Fleas infest the rodents (rats, but other rodents as well), and these fleas move
freely over to human hosts. The flea then regurgitates the blood from the rat
into the human, infecting the human. The rat dies. The human dies. The flea’s
life is not effected (Gregg 126). Symptoms include high fevers, aching limbs and
vomiting of blood. The most noticeable characteristic is a swelling of the lymph
nodes. Lymph nodes are found in the neck, armpits and groin. The swellings are
easily visible and its blackish coloring gives the disease its name: The Black
Death. The swellings continue to expand until they eventually burst, with death
following soon after. The whole process, from first symptoms of fever and aches,
to final expiration, lasts only three or four days.

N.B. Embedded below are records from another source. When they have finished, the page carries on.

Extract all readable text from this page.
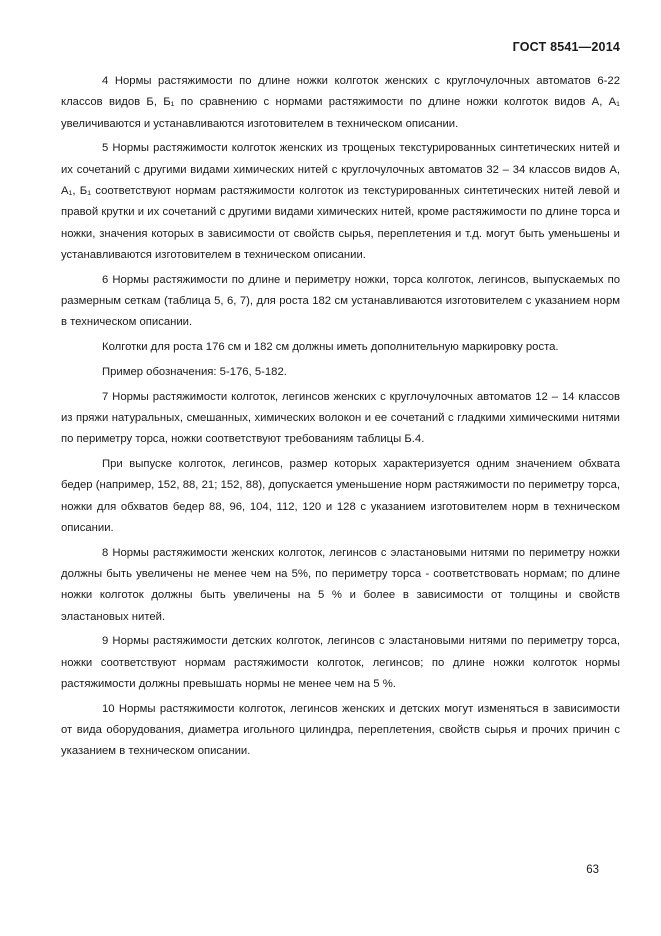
ГОСТ 8541—2014

4 Нормы растяжимости по длине ножки колготок женских с круглочулочных автоматов 6-22 классов видов Б, Б₁ по сравнению с нормами растяжимости по длине ножки колготок видов А, А₁ увеличиваются и устанавливаются изготовителем в техническом описании.

5 Нормы растяжимости колготок женских из трощеных текстурированных синтетических нитей и их сочетаний с другими видами химических нитей с круглочулочных автоматов 32 – 34 классов видов А, А₁, Б₁ соответствуют нормам растяжимости колготок из текстурированных синтетических нитей левой и правой крутки и их сочетаний с другими видами химических нитей, кроме растяжимости по длине торса и ножки, значения которых в зависимости от свойств сырья, переплетения и т.д. могут быть уменьшены и устанавливаются изготовителем в техническом описании.

6 Нормы растяжимости по длине и периметру ножки, торса колготок, легинсов, выпускаемых по размерным сеткам (таблица 5, 6, 7), для роста 182 см устанавливаются изготовителем с указанием норм в техническом описании.

Колготки для роста 176 см и 182 см должны иметь дополнительную маркировку роста.

Пример обозначения: 5-176, 5-182.

7 Нормы растяжимости колготок, легинсов женских с круглочулочных автоматов 12 – 14 классов из пряжи натуральных, смешанных, химических волокон и ее сочетаний с гладкими химическими нитями по периметру торса, ножки соответствуют требованиям таблицы Б.4.

При выпуске колготок, легинсов, размер которых характеризуется одним значением обхвата бедер (например, 152, 88, 21; 152, 88), допускается уменьшение норм растяжимости по периметру торса, ножки для обхватов бедер 88, 96, 104, 112, 120 и 128 с указанием изготовителем норм в техническом описании.

8 Нормы растяжимости женских колготок, легинсов с эластановыми нитями по периметру ножки должны быть увеличены не менее чем на 5%, по периметру торса - соответствовать нормам; по длине ножки колготок должны быть увеличены на 5 % и более в зависимости от толщины и свойств эластановых нитей.

9 Нормы растяжимости детских колготок, легинсов с эластановыми нитями по периметру торса, ножки соответствуют нормам растяжимости колготок, легинсов; по длине ножки колготок нормы растяжимости должны превышать нормы не менее чем на 5 %.

10 Нормы растяжимости колготок, легинсов женских и детских могут изменяться в зависимости от вида оборудования, диаметра игольного цилиндра, переплетения, свойств сырья и прочих причин с указанием в техническом описании.

63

The swiftness of the
disease, the terrible pain, the grotesque appearance of the victims, all served
to make the plague especially terrifying. Bubonic plague is usually fatal,
though not inevitably so. Historians have been hard pressed to explain the
extraordinary mortality of the 1348 outbreak. Their best guess is that there was
more than one variety of plague at work in Europe. There are two other varieties
of plague: septicaemic plague, which attacks the blood, and pneumonic plague,
which attacks the lungs. The pneumonic plague is especially dangerous as it can
be transmitted through the air. Both of these two are nearly 100% fatal. It
seems likely that some form of pneumonic plague was at work alongside the
bubonic plague in those awful years.